Element	Req/Opt	Description
type	Required	As of now, must be set to org.pac4j.oidc.config.OidcConfiguration. Currently we don't support other types.
discoveryURI	Required	The value must contain the valid URL that exposes metadata for the Open ID connect for the external identity provider.
clientID	Required	Received from external identity provider.
secret	Required	Received from external identity provider.
displayNameAttribute	Optional	Where to read the displayName from that is shown as "name" in the list of users in priint:suite administration.
emailAttribute	Optional	From which claim to read the email address for the user account.
firstnameAttribute	Optional	From which claim to read the first name for the user account.
lastnameAttribute	Optional	From which claim to read the last name for the user account.
usernameAttribute	Optional	From which claim to read the username that is used as "login" in the list of users in priint:suite administration.
defaultDataset	Optional	If a new user is created on first login this is the default dataset (i.e.CometProject) that the user will be assigned to. The user can only login into publishing planner if a dataset is assigned. The dataset should be the identifier (not the name) of your comet project, as can be seen in ison.
membershipAttribute	Optional/Required	From which claim to read the memberships that map to roles in publishing server. The role mapping itself is specified via the membershipMapping property. The element is not needed if you configure a <defaultRole/> instead.
defaultRole	Optional	If a new user is created on first login this is the default role in Pubserver it is assigned to. Further roles can be assigned by publishing planner UI. This can be overruled by setting membershipMappings.
defaultTeam	Optional	Set a default workflow team for the user. This can be overruled by setting membershipTeamsMapping.
membershipMapping	Optional	Comma separated string with directoryGroup:pubserverRole pairs defining a mapping between membership groups as read from membershipAttribute and publishing server roles. Alternatively a simple group name prefix can be defined. This is only used if membershipFunction is also set.This overrules the defaultRole setting.
membershipTeamsMapping	Optional	Comma separated string with OAuthGroup:pubserverTeam pairs defining a mapping between OAuth server groups and publishing server workflow teams. Syntax: [OAuth-Group1]:[Team1]:[Team2],[OAuth-Group2]:[Team3] This overrules the defaultTeam setting.

3.1 Azure Configuration

The external identity provider must be configured as well to work together with the Pubserver. The exact steps required depend on the provider you use. Here we show some of the steps registering a Pubserver with Microsoft Azure Active Directory as an example. Please refer to the documentation of Microsoft Azure Active Directory or the external identity provider you need for more details.

Log in to the Azure portal, go to Azure Active Directory, Enterprise applications and there to Application registrations:

Use the button New registration.

In the following screen add a name for the registration. If you are planning to register more than one Pubserver, use an intelligent name.

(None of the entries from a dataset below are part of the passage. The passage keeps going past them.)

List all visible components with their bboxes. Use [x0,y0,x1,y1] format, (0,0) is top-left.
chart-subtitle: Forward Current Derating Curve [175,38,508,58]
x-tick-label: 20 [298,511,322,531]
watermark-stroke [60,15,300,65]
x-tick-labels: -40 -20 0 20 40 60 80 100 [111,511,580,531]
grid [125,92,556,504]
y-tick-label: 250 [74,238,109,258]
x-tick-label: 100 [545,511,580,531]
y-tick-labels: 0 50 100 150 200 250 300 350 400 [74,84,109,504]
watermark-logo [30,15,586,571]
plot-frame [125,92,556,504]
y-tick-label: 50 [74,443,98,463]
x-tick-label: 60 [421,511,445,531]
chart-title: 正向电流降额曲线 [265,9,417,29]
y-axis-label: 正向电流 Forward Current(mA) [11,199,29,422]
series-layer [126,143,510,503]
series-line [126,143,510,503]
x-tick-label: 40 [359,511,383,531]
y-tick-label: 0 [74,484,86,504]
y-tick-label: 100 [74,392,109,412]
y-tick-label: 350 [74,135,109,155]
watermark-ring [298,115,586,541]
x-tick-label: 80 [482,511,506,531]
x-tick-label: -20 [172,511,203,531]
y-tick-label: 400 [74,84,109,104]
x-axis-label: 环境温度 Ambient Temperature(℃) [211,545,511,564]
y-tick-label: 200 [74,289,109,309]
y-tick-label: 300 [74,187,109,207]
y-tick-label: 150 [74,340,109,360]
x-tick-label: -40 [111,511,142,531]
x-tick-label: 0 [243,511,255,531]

You must add a client secret (1) and a redirect URI (2).

Add client secret:

After filling the field and clicking Add, you see and copy the secret:

Make sure you save the secret before you leave this page, since there's no way to get it again!

Then a redirect URI must be added.

Add a Web Redirect URI of the following form:

https://your_server:your_port/auth/callback?client_name=realm_name

Open ID Connect will only work as expected if you added the correct URI here.

3.2 Gitlab Configuration

Log in to the Gitlab portal, go to your account Preferences, and there to Application registrations:

Click "Save application". You should see following screen:

You should copy necessary information from the screen like application id and secret. And click "Continue" to finish configuration.

3.3 Default language configuration

When we run AuthService for the first time we can set default translations language. To do so you have to add defaultLanguage node in Neowise/{tenant}/custom/ApplicationConfig.xml.

Example:

<cfg:defaultLanguage>fr</cfg:defaultLanguage>

Available values are: de, fr, en, ja, if none of these values is set the fallback language is English.